# Funny Prank Call Left on My Study's Answering Machine.



## N. Eshelman (Mar 17, 2011)

It goes to my Facebook page, but I think that you all can see it: 
[video=facebook;10150460531145473]http://www.facebook.com/video/video.php?v=10150460531145473&comments[/video]


----------



## Backwoods Presbyterian (Mar 17, 2011)

I am 85% sure I know that voice.


----------



## Ivan (Mar 17, 2011)

One of Osteen's confused 'church' member?


----------



## Marrow Man (Mar 17, 2011)

Backwoods Presbyterian said:


> I am 85% sure I know that voice.



What Benjamin's not telling you is that he spoke with me on the phone today.
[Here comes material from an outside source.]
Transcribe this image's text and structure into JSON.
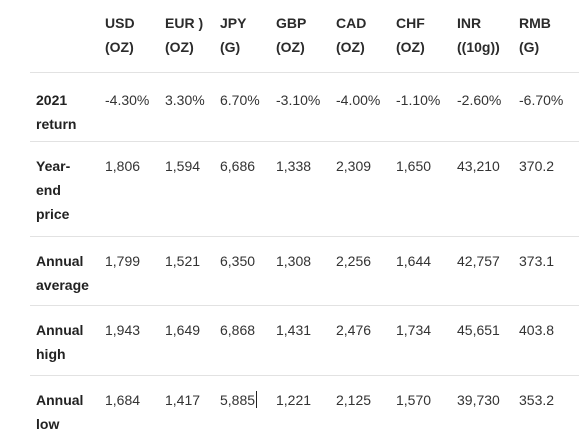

IT WASN'T ME!!!


----------



## Backwoods Presbyterian (Mar 17, 2011)

I can neither confirm nor deny we were on the phone at the time the call was placed.


----------



## lynnie (Mar 17, 2011)




----------



## O'GodHowGreatThouArt (Mar 18, 2011)

Media file is broken in Google Chrome (i.e. window is black), and doesn't show up (in the case of Internet Explorer).


----------



## N. Eshelman (Mar 18, 2011)

O'GodHowGreatThouArt said:


> Media file is broken in Google Chrome (i.e. window is black), and doesn't show up (in the case of Internet Explorer).


 
Huh. It's working on Safari (must be a Mac thing).  Anyone else having problems?


----------



## O'GodHowGreatThouArt (Mar 18, 2011)

nleshelman said:


> O'GodHowGreatThouArt said:
> 
> 
> > Media file is broken in Google Chrome (i.e. window is black), and doesn't show up (in the case of Internet Explorer).
> ...



Worked fine on the Beta RC version of Mozilla Firefox 4.

All I can say is this: O.O


----------



## jayce475 (Mar 18, 2011)

Works fine on my IE9 and Chrome.


----------



## PuritanCovenanter (Mar 18, 2011)

Please, someone help me find Pastor Joel. LOL I need some help. Urgently. I need a better life!


----------



## Skyler (Mar 18, 2011)

It works for me in Chrome.

Joel Osteen? Really? Lol.


----------



## Andres (Mar 18, 2011)

does not work for me either. I just see a black box. I'm on Chrome.


----------



## LawrenceU (Mar 18, 2011)

Black box


----------



## Backwoods Presbyterian (Mar 18, 2011)

I'm on Chrome and it works for me.


----------



## Notthemama1984 (Mar 18, 2011)

Safari and it worked fine.


----------